Cumulative frequency

In a nutshell

Cumulative frequency graphs show frequency added up as you go along the classes. This means that the frequency for the last class represents the total frequency.

Drawing a cumulative frequency graph

procedure

1.	Add a cumulative frequency column to the frequency table.
2.	Calculate cumulative frequency by adding frequencies up to and including current row.
3.	Plot the points at the end of each class.
4.	Connect the points using a smooth curve or a straight line.

Example 1

This frequency table shows the height of Mike's classmates. Draw a cumulative frequency graph.

Add a cumulative frequency column and calculate each value.
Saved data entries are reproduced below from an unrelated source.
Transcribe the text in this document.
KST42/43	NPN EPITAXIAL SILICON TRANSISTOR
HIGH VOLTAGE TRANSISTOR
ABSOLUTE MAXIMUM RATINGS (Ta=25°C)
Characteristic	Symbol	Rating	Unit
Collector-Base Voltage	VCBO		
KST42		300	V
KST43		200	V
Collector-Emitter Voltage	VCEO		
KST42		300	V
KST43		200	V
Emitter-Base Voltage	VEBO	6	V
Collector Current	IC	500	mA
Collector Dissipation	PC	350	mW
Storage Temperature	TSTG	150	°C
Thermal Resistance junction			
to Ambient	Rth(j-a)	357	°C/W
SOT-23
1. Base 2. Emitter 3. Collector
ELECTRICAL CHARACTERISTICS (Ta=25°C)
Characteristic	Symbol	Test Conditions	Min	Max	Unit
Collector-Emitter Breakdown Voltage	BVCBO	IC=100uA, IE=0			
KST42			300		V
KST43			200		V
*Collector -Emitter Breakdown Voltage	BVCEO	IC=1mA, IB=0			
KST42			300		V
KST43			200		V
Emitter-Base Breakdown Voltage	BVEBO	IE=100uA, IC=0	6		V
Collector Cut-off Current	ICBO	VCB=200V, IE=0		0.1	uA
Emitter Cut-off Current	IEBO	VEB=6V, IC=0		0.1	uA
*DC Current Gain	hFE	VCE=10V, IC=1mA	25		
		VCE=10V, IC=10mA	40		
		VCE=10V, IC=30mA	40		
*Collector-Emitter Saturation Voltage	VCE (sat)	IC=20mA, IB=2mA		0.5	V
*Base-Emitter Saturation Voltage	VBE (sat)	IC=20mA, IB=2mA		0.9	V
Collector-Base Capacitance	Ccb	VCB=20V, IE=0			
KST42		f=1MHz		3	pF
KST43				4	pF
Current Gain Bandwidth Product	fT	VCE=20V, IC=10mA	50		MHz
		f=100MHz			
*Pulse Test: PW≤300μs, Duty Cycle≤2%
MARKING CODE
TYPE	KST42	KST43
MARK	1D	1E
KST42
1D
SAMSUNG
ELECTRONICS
Height (cm)	Frequency	Cumulative frequency
$140< h \le 145$	$2$	$2$
$145< h \le 150$	$3$	$2+3=5$
$150< h \le155$	$13$	$5+13=18$
$155< h \le 160$	$21$	$18+21=39$
$160 < h \le 165$	$5$	$39+5=44$

Plot points at the end of each class (at $145cm, 150cm, 155cm, 160cm$ and $165cm$ ) and connect using a smooth line.

Maths; Statistics; KS4 Year 10; Cumulative frequency - Higher

Interpreting cumulative frequency graphs

From cumulative frequency graphs you can read off the lower quartile, median and the upper quartile. Simply work out the position of each and read across to meet the line and down to find out the value.

Example 2

In the example above the LQ, median and UQ are at positions $11,22$ and $33$ respectively.

Reading across to the line and down gives that the lower quartile is $\underline{152.5cm}$ , the median $\underline{155.5cm}$ and the upper quartile $\underline{158cm}$ .